In 2009, the Bank of Canada reckoned the lowest it could put its benchmark lending rate was 0.25 percent, a quarter-point below the current setting. Now, the central bank thinks it could drop the target for overnight lending between banks to negative 0.5 percent. 

Another addition to its arsenal is “funding for credit,” an innovation of the Bank of England and the British treasury that ties cheap funding for banks to a promise to lend to specific pockets of the economy, such as smaller businesses. The Bank of Canada also would consider creating money to buy financial assets, commonly referred to as quantitative easing, and explicit forward guidance. The latter is the only unconventional policy the Bank of Canada adopted during the financial crisis, pledging to keep the benchmark lending rate at 0.25 percent for a year as long as inflation remained stable.

Less academic, although still plenty erudite,  is the debate over secular stagnation — the idea that a chronic mismatch between savings (too much) and investment (too little) is grinding the global economy to a halt. The discussion has greater relevance for Canada because secular stagnation could explain Canada’s inability since the financial crisis to muster significant economic growth outside the housing market. Poloz contends policy makers underestimated the degree to which business confidence was crushed by the Great Recession. But as demand picks up, commerce and investment will follow. He argued that the evidence is already there in non-energy exports. Now that the US economy is back on track, Canada’s shipments to its largest trading partner are picking up. According to Poloz, all that is needed now is patience.

Summers, who served at senior levels in the administrations of two US presidents, Bill Clinton and Barack Obama, revived what had been a lost theory during a discussion at the International Monetary Fund two years ago.
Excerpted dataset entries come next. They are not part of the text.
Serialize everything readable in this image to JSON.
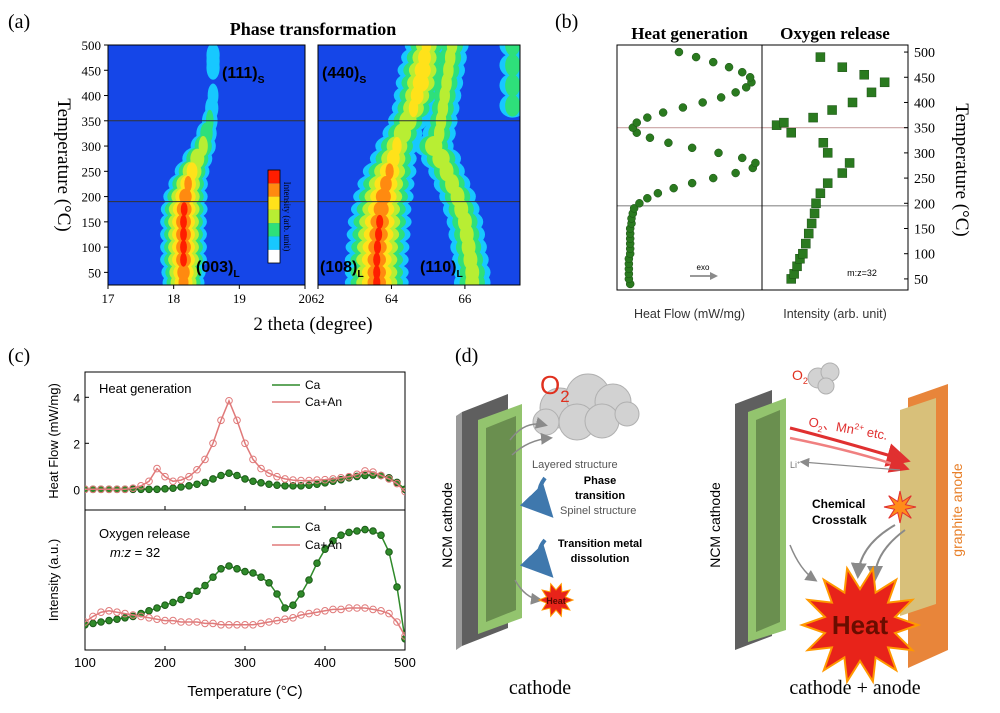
{
  "chart_data": [
    {
      "type": "heatmap",
      "label": "(a)",
      "title": "Phase transformation",
      "xlabel": "2 theta (degree)",
      "ylabel": "Temperature (°C)",
      "ylim": [
        25,
        500
      ],
      "yticks": [
        50,
        100,
        150,
        200,
        250,
        300,
        350,
        400,
        450,
        500
      ],
      "ref_lines": [
        350,
        190
      ],
      "colorbar_label": "Intensity (arb. unit)",
      "colormap": [
        "#1546e8",
        "#17c8ff",
        "#2ee07a",
        "#b8ee33",
        "#ffe21a",
        "#ff8a10",
        "#ff1e00"
      ],
      "panels": [
        {
          "xlim": [
            17,
            20
          ],
          "xticks": [
            17,
            18,
            19,
            20
          ],
          "peaks": [
            [
              {
                "text": "(111)",
                "sub": "S"
              }
            ],
            [
              {
                "text": "(003)",
                "sub": "L"
              }
            ]
          ],
          "ridges": [
            {
              "x": [
                18.15,
                18.15,
                18.15,
                18.15,
                18.15,
                18.15,
                18.16,
                18.18,
                18.22,
                18.28,
                18.36,
                18.45,
                18.5,
                18.55,
                18.58,
                18.6
              ],
              "y": [
                30,
                50,
                75,
                100,
                125,
                150,
                175,
                200,
                225,
                250,
                275,
                300,
                325,
                350,
                375,
                400
              ],
              "intensity": [
                0.75,
                0.8,
                0.85,
                0.85,
                0.85,
                0.85,
                0.85,
                0.8,
                0.7,
                0.6,
                0.5,
                0.4,
                0.3,
                0.2,
                0.15,
                0.1
              ]
            },
            {
              "x": [
                18.6,
                18.6,
                18.6
              ],
              "y": [
                455,
                468,
                480
              ],
              "intensity": [
                0.15,
                0.15,
                0.15
              ]
            }
          ]
        },
        {
          "xlim": [
            62,
            67.5
          ],
          "xticks": [
            62,
            64,
            66
          ],
          "peaks": [
            [
              {
                "text": "(440)",
                "sub": "S"
              }
            ],
            [
              {
                "text": "(108)",
                "sub": "L"
              }
            ],
            [
              {
                "text": "(110)",
                "sub": "L"
              }
            ]
          ],
          "ridges": [
            {
              "x": [
                63.6,
                63.6,
                63.6,
                63.62,
                63.65,
                63.68,
                63.72,
                63.78,
                63.85,
                63.95,
                64.05,
                64.15,
                64.3,
                64.45,
                64.6,
                64.7,
                64.8,
                64.85,
                64.9,
                64.95
              ],
              "y": [
                30,
                50,
                75,
                100,
                125,
                150,
                175,
                200,
                225,
                250,
                275,
                300,
                325,
                350,
                375,
                400,
                425,
                450,
                475,
                500
              ],
              "intensity": [
                0.85,
                0.85,
                0.85,
                0.85,
                0.85,
                0.85,
                0.8,
                0.8,
                0.75,
                0.7,
                0.6,
                0.55,
                0.5,
                0.5,
                0.55,
                0.6,
                0.65,
                0.65,
                0.6,
                0.55
              ]
            },
            {
              "x": [
                66.2,
                66.2,
                66.15,
                66.1,
                66.05,
                66.0,
                65.9,
                65.8,
                65.65,
                65.5,
                65.35,
                65.15
              ],
              "y": [
                30,
                50,
                75,
                100,
                125,
                150,
                175,
                200,
                225,
                250,
                275,
                300
              ],
              "intensity": [
                0.45,
                0.45,
                0.45,
                0.45,
                0.45,
                0.45,
                0.45,
                0.45,
                0.45,
                0.45,
                0.5,
                0.5
              ]
            },
            {
              "x": [
                65.3,
                65.35,
                65.4,
                65.45,
                65.5,
                65.55,
                65.6,
                65.65
              ],
              "y": [
                325,
                350,
                375,
                400,
                425,
                450,
                475,
                500
              ],
              "intensity": [
                0.4,
                0.4,
                0.4,
                0.4,
                0.4,
                0.4,
                0.4,
                0.4
              ]
            },
            {
              "x": [
                67.3,
                67.3,
                67.3,
                67.3
              ],
              "y": [
                380,
                420,
                460,
                500
              ],
              "intensity": [
                0.3,
                0.3,
                0.3,
                0.3
              ]
            }
          ]
        }
      ]
    },
    {
      "type": "scatter",
      "label": "(b)",
      "ylabel": "Temperature (°C)",
      "ylim": [
        28,
        514
      ],
      "yticks": [
        50,
        100,
        150,
        200,
        250,
        300,
        350,
        400,
        450,
        500
      ],
      "ref_lines": [
        350,
        195
      ],
      "ref_line_colors": [
        "#c9a3a3",
        "#8a8a8a"
      ],
      "panels": [
        {
          "title": "Heat generation",
          "xlabel": "Heat Flow (mW/mg)",
          "annotation": "exo",
          "xlim": [
            -0.05,
            1.05
          ],
          "series": [
            {
              "color": "#2a7a1f",
              "marker": "circle",
              "x": [
                0.05,
                0.04,
                0.04,
                0.04,
                0.04,
                0.04,
                0.05,
                0.05,
                0.05,
                0.05,
                0.05,
                0.05,
                0.06,
                0.06,
                0.07,
                0.08,
                0.12,
                0.18,
                0.26,
                0.38,
                0.52,
                0.68,
                0.85,
                0.98,
                1.0,
                0.9,
                0.72,
                0.52,
                0.34,
                0.2,
                0.1,
                0.07,
                0.1,
                0.18,
                0.3,
                0.45,
                0.6,
                0.74,
                0.85,
                0.93,
                0.97,
                0.96,
                0.9,
                0.8,
                0.68,
                0.55,
                0.42
              ],
              "values": [
                40,
                50,
                60,
                70,
                80,
                90,
                100,
                110,
                120,
                130,
                140,
                150,
                160,
                170,
                180,
                190,
                200,
                210,
                220,
                230,
                240,
                250,
                260,
                270,
                280,
                290,
                300,
                310,
                320,
                330,
                340,
                350,
                360,
                370,
                380,
                390,
                400,
                410,
                420,
                430,
                440,
                450,
                460,
                470,
                480,
                490,
                500
              ]
            }
          ]
        },
        {
          "title": "Oxygen release",
          "xlabel": "Intensity (arb. unit)",
          "annotation": "m:z=32",
          "xlim": [
            0,
            1
          ],
          "series": [
            {
              "color": "#2a7a1f",
              "marker": "square",
              "x": [
                0.2,
                0.22,
                0.24,
                0.26,
                0.28,
                0.3,
                0.32,
                0.34,
                0.36,
                0.37,
                0.4,
                0.45,
                0.55,
                0.6,
                0.45,
                0.42,
                0.2,
                0.1,
                0.15,
                0.35,
                0.48,
                0.62,
                0.75,
                0.84,
                0.7,
                0.55,
                0.4
              ],
              "values": [
                50,
                60,
                75,
                90,
                100,
                120,
                140,
                160,
                180,
                200,
                220,
                240,
                260,
                280,
                300,
                320,
                340,
                355,
                360,
                370,
                385,
                400,
                420,
                440,
                455,
                470,
                490
              ]
            }
          ]
        }
      ]
    },
    {
      "type": "line",
      "label": "(c)",
      "xlabel": "Temperature (°C)",
      "xlim": [
        100,
        500
      ],
      "xticks": [
        100,
        200,
        300,
        400,
        500
      ],
      "x": [
        100,
        110,
        120,
        130,
        140,
        150,
        160,
        170,
        180,
        190,
        200,
        210,
        220,
        230,
        240,
        250,
        260,
        270,
        280,
        290,
        300,
        310,
        320,
        330,
        340,
        350,
        360,
        370,
        380,
        390,
        400,
        410,
        420,
        430,
        440,
        450,
        460,
        470,
        480,
        490,
        500
      ],
      "panels": [
        {
          "ylabel": "Heat Flow (mW/mg)",
          "annotation": "Heat generation",
          "ylim": [
            -0.9,
            5.1
          ],
          "yticks": [
            0,
            2,
            4
          ],
          "series": [
            {
              "name": "Ca",
              "color": "#2f8a2a",
              "marker": "filled",
              "values": [
                0,
                0,
                0,
                0,
                0,
                0,
                0,
                0,
                0,
                0,
                0.02,
                0.05,
                0.1,
                0.15,
                0.22,
                0.3,
                0.45,
                0.6,
                0.7,
                0.6,
                0.45,
                0.35,
                0.28,
                0.22,
                0.18,
                0.15,
                0.15,
                0.15,
                0.18,
                0.22,
                0.28,
                0.35,
                0.42,
                0.5,
                0.56,
                0.6,
                0.62,
                0.6,
                0.5,
                0.3,
                0
              ]
            },
            {
              "name": "Ca+An",
              "color": "#e07a7a",
              "marker": "open",
              "values": [
                0,
                0,
                0,
                0,
                0,
                0,
                0.05,
                0.15,
                0.35,
                0.9,
                0.55,
                0.35,
                0.4,
                0.55,
                0.85,
                1.3,
                2.0,
                3.0,
                3.85,
                3.0,
                2.0,
                1.3,
                0.9,
                0.7,
                0.55,
                0.45,
                0.4,
                0.38,
                0.38,
                0.4,
                0.42,
                0.45,
                0.5,
                0.55,
                0.65,
                0.8,
                0.75,
                0.6,
                0.45,
                0.25,
                -0.1
              ]
            }
          ]
        },
        {
          "ylabel": "Intensity (a.u.)",
          "annotation": "Oxygen release",
          "note": {
            "italic": "m:z",
            "text": " = 32"
          },
          "ylim": [
            0,
            1
          ],
          "series": [
            {
              "name": "Ca",
              "color": "#2f8a2a",
              "marker": "filled",
              "values": [
                0.18,
                0.19,
                0.2,
                0.21,
                0.22,
                0.23,
                0.24,
                0.26,
                0.28,
                0.3,
                0.32,
                0.34,
                0.36,
                0.39,
                0.42,
                0.46,
                0.52,
                0.58,
                0.6,
                0.58,
                0.56,
                0.55,
                0.52,
                0.48,
                0.4,
                0.3,
                0.32,
                0.4,
                0.5,
                0.62,
                0.72,
                0.78,
                0.82,
                0.84,
                0.85,
                0.86,
                0.85,
                0.82,
                0.7,
                0.45,
                0.08
              ]
            },
            {
              "name": "Ca+An",
              "color": "#e07a7a",
              "marker": "open",
              "values": [
                0.2,
                0.24,
                0.27,
                0.28,
                0.27,
                0.26,
                0.25,
                0.24,
                0.23,
                0.22,
                0.21,
                0.21,
                0.2,
                0.2,
                0.2,
                0.19,
                0.19,
                0.18,
                0.18,
                0.18,
                0.18,
                0.18,
                0.19,
                0.2,
                0.21,
                0.22,
                0.23,
                0.25,
                0.26,
                0.27,
                0.28,
                0.29,
                0.29,
                0.3,
                0.3,
                0.3,
                0.29,
                0.28,
                0.26,
                0.2,
                0.1
              ]
            }
          ]
        }
      ]
    }
  ],
  "diagram": {
    "label": "(d)",
    "left": {
      "gas": [
        {
          "text": "O",
          "sub": "2"
        }
      ],
      "electrode": "NCM cathode",
      "layered": "Layered structure",
      "transition": [
        "Phase",
        "transition"
      ],
      "spinel": "Spinel structure",
      "dissolution": [
        "Transition metal",
        "dissolution"
      ],
      "heat": "Heat",
      "caption": "cathode"
    },
    "right": {
      "gas": [
        {
          "text": "O",
          "sub": "2"
        }
      ],
      "species": [
        {
          "text": "O",
          "sub": "2"
        },
        {
          "text": "、Mn",
          "sup": "2+"
        },
        {
          "text": " etc."
        }
      ],
      "ion": [
        {
          "text": "Li",
          "sup": "+"
        }
      ],
      "crosstalk": [
        "Chemical",
        "Crosstalk"
      ],
      "cathode": "NCM cathode",
      "anode": "graphite anode",
      "heat": "Heat",
      "caption": "cathode + anode"
    }
  }
}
Summers wondered whether the disappointing recovery from the Great Recession was simply a continuation of the pattern of steadily weaker growth that preceded the financial crisis. “This may all be madness, and I may not have this right at all,” he said. But if he was right, Summers said, global policy makers and their advisers, “may well need in the years ahead to think about how we manage an economy in which the zero nominal interest rate is a chronic and systemic inhibitor of economy activity holding our economies back below their potential.”

Summers kept thinking about the issue and decided he wasn’t mad at all. While he’s tweaked his thinking with the passage of time, he only has become more confident in his explanation for the global economy’s problems. “It is my judgment that for the relevant medium-term policy horizon … the challenge of absorbing savings in productive investment will be the overriding challenge for macroeconomic policy,” he said during a return engagement at the IMF earlier this year. Summers argues that there is little left for monetary policy makers to do at this stage, other than resist the urge to raise interest rates too quickly. Rather, the onus is on governments to reverse the trend by spending aggressively on productivity-enhancing investments, he says.

Poloz’s issues with secular stagnation could put him at odds with his new political masters in Ottawa. Summers’s thinking helped form the intellectual foundation of Prime Minister Justin Trudeau’s decision to break with Canada’s modern political consensus of balanced budgets. Trudeau’s decision to run deficits in order to boost spending on infrastructure was the turning point of the campaign and helped his Liberal Party win an unexpected majority government.

The prime minister surely will be pleased with his central bank governor’s assessment that the Canadian economy’s pulse is quickening by the day. But Trudeau’s landslide victory showed that the Canadian public is impatient for Poloz’s animal spirits to show themselves. It elected a government that has more time for the ideas of Lawrence Summers than does the leader of its central bank. Ironic, don’t you think?